Eddie has received an Oscar® nomination for Best Supporting Actor—his first ever—for his work in this musical. Don't count this comedian out—he already walked away with the Golden Globe® for Best Performance by an Actor in a Supporting Role!
Like the rest of the cast, Eddie did all his own singing in the film, but even he admitted that the pop albums he put out in the '80s weren't a good example of what he could do. "I don't know if 'Party All the Time' gave you any [idea] of what was coming—that this was coming 20 years later," he joked.
In The Pursuit of Happyness, Will plays Chris Gardner, a single parent who insists on raising his son—a role played by Will's son Jaden—while he struggles to make ends meet. Forced to lead a double life, Chris works on Wall Street by day and is homeless by night.
When Will visited The Oprah Show in November 2006, he said he felt especially connected to his character because he's a father himself. "It feels the same way that I felt with Nelson Mandela," Will said. "Like when I met Nelson Mandela and there's this weird thing that washes over you of how small you are. But at the same time, how big you could be."
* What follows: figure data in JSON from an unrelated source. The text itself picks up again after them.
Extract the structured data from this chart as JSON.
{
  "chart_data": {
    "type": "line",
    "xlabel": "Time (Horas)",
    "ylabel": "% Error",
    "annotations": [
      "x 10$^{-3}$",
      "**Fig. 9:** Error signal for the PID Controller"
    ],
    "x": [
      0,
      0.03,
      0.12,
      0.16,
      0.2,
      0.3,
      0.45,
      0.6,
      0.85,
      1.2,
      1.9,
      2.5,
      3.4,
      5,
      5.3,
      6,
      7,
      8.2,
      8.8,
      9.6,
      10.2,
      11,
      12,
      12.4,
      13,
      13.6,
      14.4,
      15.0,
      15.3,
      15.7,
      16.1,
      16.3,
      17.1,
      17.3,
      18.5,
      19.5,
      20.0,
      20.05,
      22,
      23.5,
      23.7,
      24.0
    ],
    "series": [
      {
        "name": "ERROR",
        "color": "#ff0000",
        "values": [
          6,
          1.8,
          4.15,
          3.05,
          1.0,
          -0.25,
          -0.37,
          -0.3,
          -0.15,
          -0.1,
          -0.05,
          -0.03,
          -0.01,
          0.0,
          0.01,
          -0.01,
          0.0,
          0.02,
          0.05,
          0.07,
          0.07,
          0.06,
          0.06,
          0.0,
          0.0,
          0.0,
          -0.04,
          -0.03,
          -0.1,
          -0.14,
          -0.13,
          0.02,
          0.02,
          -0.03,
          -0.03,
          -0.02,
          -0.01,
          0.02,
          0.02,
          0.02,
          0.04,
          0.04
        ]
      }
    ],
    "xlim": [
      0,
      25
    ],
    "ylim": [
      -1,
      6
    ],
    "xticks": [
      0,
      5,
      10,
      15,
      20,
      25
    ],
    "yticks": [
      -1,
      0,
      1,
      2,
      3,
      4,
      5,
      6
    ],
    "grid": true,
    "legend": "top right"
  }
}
Before filming began, Will and Chris visited a subway bathroom in Oakland, California, where Chris and his son sometimes spent the night when they were homeless. Will said filming a scene in that bathroom with Jaden was a turning point. "I laid there with my son and just imagined the sense of failure that you would feel as a parent, you know?" Will said. "But then the other side, the yin and the yang, to all things is that you have the power for it to be different."
This hour-long special has a surprising twist…Oprah won't be doing the interviews. She has enlisted Oscar-winning actors and actresses to interview each other! "You'll get to see a side of people you haven't seen before," she says.